CAMERA is thrilled to be welcoming 4 new PhD researchers to our team this autumn. Julie Emmerson is joining us to work with Co-Investigator Steffi Colyer in the Department for Health.

We asked Julie to tell us a little about herself and her PhD.

“I am from Kenilworth, Warwickshire. I studied an integrated Master’s degree in Physics at Durham University, before spending two years at Lamar University in Texas on a track & field / cross country scholarship, studying a MSc in Kinesiology. I am excited that this PhD opportunity with CAMERA allows me to bring both of those areas together. In my free time, you will usually find me running and I especially love fell / mountain running. “

Research outline

The ability to accurately track on-court player movement is becoming increasingly relevant in tennis, enabling the objective quantification of player workload, which can be utilised in both performance and commercial (e.g. media statistics) applications. To date, automatic player tracking has received much attention in the literature, with several computer vision algorithms proposed (e.g. Archana & Geetha, 2015; Bloom & Bradley, 2003). However, no system has been fully validated to our knowledge and therefore there exists concerns over their accuracy. Specifically, these approaches typically estimate the centre of mass of the athlete as the centroid of their silhouette, which clearly is not representative of the player’s centre of mass in many poses. This will introduce a degree of error in the quantification of each movement, which will clearly become a much larger problem when movements across a whole training session or match (typically > 200 accelerations; Pereira et al., 2016) are of interest. A further problem of workload monitoring systems currently adopted is the arbitrary thresholds typically used to define movement intensities (e.g. >5.5 m/s movement would be classed as sprinting for every player), which clearly do not capture the metabolic cost of an individual’s movement.
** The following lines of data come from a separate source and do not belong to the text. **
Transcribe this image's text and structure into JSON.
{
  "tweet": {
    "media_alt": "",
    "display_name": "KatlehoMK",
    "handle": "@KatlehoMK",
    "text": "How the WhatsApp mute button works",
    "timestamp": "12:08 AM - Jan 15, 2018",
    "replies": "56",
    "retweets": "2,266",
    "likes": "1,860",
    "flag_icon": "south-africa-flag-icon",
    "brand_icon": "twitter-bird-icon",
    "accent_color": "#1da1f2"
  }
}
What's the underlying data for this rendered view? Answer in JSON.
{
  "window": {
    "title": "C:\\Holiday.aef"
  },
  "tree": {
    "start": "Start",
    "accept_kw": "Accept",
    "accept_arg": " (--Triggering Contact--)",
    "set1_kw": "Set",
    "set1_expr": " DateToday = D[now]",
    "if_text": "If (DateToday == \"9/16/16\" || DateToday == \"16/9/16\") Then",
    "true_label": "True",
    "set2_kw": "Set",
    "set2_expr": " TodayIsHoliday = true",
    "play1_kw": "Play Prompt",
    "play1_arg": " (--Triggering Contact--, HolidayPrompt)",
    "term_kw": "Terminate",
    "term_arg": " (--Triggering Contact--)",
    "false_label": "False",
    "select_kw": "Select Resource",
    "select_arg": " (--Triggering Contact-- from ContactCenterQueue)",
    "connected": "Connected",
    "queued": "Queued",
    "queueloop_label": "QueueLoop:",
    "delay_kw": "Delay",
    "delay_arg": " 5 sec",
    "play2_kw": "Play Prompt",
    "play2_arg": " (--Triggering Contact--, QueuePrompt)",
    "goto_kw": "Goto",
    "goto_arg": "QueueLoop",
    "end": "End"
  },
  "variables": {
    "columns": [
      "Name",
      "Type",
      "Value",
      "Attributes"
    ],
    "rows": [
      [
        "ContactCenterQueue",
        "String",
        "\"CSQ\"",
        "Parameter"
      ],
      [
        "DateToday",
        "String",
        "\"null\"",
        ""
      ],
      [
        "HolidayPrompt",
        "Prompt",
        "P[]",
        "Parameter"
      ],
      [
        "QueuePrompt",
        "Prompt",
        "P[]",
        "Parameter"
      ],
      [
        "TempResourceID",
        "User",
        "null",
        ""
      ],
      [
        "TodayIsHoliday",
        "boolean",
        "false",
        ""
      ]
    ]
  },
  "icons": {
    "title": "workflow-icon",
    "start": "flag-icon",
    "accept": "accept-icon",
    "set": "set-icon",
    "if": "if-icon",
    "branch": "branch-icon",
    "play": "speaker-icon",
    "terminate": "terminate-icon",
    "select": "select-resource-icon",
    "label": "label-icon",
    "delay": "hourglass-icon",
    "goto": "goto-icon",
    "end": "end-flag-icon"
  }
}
To accurately track the individual workloads and make inferences about the likely fatigue an athlete is experiencing, it is paramount that such intensity domains are individualised. An automatic system capable of providing the individualised work capacity metrics spontaneously would considerably improve workload monitoring of tennis players. In order to overcome the aforementioned challenges, the proposed project would validate markerless player tracking methods against gold standard marker-based motion capture and utilise these technologies alongside work capacity tests to produce an individualised workload assessment tool.